A flagship British scheme to get banks lending is likely to prove underwhelming unless the benefits spread beyond the mortgage market and into the small business investment sector.

Mortgage lending, not business investment, has been the winner so far

Bank of England Governor Mervyn King and Finance Minister George Osborne announced the Funding for Lending Scheme last June, in a bid to revive an economy that is still smaller than it was before the financial crisis of 2008-09.

It allows banks and building societies to access more than £80 billion in cheap finance if they maintain or increase net lending to households and businesses.

The scheme’s success is import-ant for both men. For King it is an alternative to a government bond purchase programme that may be losing its ability to boost growth. For Osborne it is a way to help the economy that requires little public money at a time of acute government austerity.

But mortgage lending, not business investment, has been the winner so far.

Only £4.36 billion was drawn down in the FLS’s first two months of operation in August and September, and economists estimate a further £8-10 billion may have been taken in the three months ending in December.

This has led to a sharp fall in the interest rates that banks pay to raise funds from markets, and to a moderate increase in the number of mortgages approved.

But there has been little tang-ible extra lending so far – and there is a debate over why.

The banks say they are ready to lend but that companies are over-cautious. Many companies, by contrast, reckon the banks are only willing to lend to larger firms.

“(Banks) want their horse to be 10 lengths ahead before they put a bet on it. They want a proven winner,” said Michael Morris, business development manager for Chirton Engineering, a small manufacturer that makes precision components, mostly for the oil and gas industry.

Chirton itself says it has little trouble getting competitive finance, but that its experience is not typical of other manufacturing firms based near it in North Shields, an industrial town in northeast England.

“I think we’re an exception,” Morris said. A strong track record of meeting profit targets helped, as did the fact that Chirton was seeking lending secured on machinery, rather than a more general overdraft facility to fund working capital.

More typical may be a specialist contractor in the construction industry, based in central England but working nationwide, which did not want to be named because of the sensitivity of its banking relationship.

The company, with annual sales of around £8 million, returned to profit last year and was seeking to expand its £100,000 overdraft. Instead, it said, the bank had lowered it.

“Over the last 12 months there has been very much a hardening of attitudes and a robust applic-ation of terms and conditions,” the company’s managing director said. “(Banks) are interested in what charges they can levy – so, short-term profit – and also what level of security they can force people into.”
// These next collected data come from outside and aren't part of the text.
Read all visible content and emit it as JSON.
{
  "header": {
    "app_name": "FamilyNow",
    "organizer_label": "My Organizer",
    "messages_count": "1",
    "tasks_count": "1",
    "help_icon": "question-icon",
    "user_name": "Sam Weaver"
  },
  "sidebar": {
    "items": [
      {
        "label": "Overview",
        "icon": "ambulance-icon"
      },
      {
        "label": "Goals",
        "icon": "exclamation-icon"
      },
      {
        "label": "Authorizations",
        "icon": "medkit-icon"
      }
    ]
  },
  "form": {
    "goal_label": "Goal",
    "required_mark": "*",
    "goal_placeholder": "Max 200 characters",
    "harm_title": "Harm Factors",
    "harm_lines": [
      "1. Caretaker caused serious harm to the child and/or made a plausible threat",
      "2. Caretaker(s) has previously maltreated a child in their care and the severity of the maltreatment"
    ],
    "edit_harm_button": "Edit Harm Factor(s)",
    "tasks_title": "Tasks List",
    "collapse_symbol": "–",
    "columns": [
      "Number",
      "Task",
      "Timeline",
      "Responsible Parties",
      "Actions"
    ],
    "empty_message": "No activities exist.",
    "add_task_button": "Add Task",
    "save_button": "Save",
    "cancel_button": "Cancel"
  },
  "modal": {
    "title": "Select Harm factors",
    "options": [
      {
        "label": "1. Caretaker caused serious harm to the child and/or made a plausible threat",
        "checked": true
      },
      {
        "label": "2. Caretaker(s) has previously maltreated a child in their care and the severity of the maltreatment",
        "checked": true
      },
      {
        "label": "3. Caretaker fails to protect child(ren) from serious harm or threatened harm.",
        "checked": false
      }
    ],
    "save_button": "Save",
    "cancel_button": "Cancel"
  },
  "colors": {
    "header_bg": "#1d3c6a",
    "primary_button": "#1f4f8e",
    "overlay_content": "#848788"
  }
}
Net lending to households and businesses was growing by more than 10 per cent a year before the financial crisis, but since 2009 the rate has been close to or just below zero.

Banks such as RBS insist that they are keen to lend to solid businesses, and that the problem is that firms lack confidence to invest at a time when there is ongoing weakness in the eurozone, Britain’s main export market.

“The overriding issue out there is that people are still nervous about the environment,” said Chris Sullivan, head of RBS’s corporate lending division.

“In a difficult environment, cash is king. It gives you flexibility. I would like to lend more, substantially more, but these companies want to lend their money to us,” he continued, explaining that business deposits with RBS were at a record level.

To an extent, data from the Bank of England back this up. A recent survey showed that banks’ willingness to lend hit the highest level since records began in 2007 during the final three months of 2012 – though banks’ enthusiasm dropped off when they were asked specifically about smaller firms. Businesses’ demand for loans was little changed.

Nonetheless, the FLS is meant to go some way to solving this problem. It allows banks and building societies to use illiquid collateral – such as bundles of business loans or mortgages – to access finance at a rate of about 1.25 per cent.

This is much cheaper than banks could find on the open market before the FLS started, and has led to a fall in mortgage rates – and those paid to savers – as well as more loans available to home-buyers with small deposits.

However, small-business lending is still falling. The key question is whether this is simply a matter of time – as business loans take longer to set up than consumer mortgages – or if it reflects other factors that may hit the long-term success of the FLS.

Senior Bank of England official Paul Fisher, who is closely involved in the scheme, openly admitted that this was uncertain.

“If people really don’t want to borrow, then the FLS might not deliver an increase in net lending. But the opportunity is there. To the extent that the elevated funding costs of the banking system were constraining the supply of credit, we’ve lifted that constraint,” he said.

Economists such as BNP Paribas’s David Tinsley say it may need a stronger economy for the FLS to take off.

“In any reasonable recovery, you wouldn’t first expect businesses to rush out and invest. There is a lot of extra output they can attain by working their existing assets harder,” Tinsley said.

The FLS could have been better designed by distinguishing between business lending and mortgages – which offer less of a boost to the economy, Tinsley said. And the FLS’s January 2014 closing date for new business might mean it is over before demand for business investment really gets going.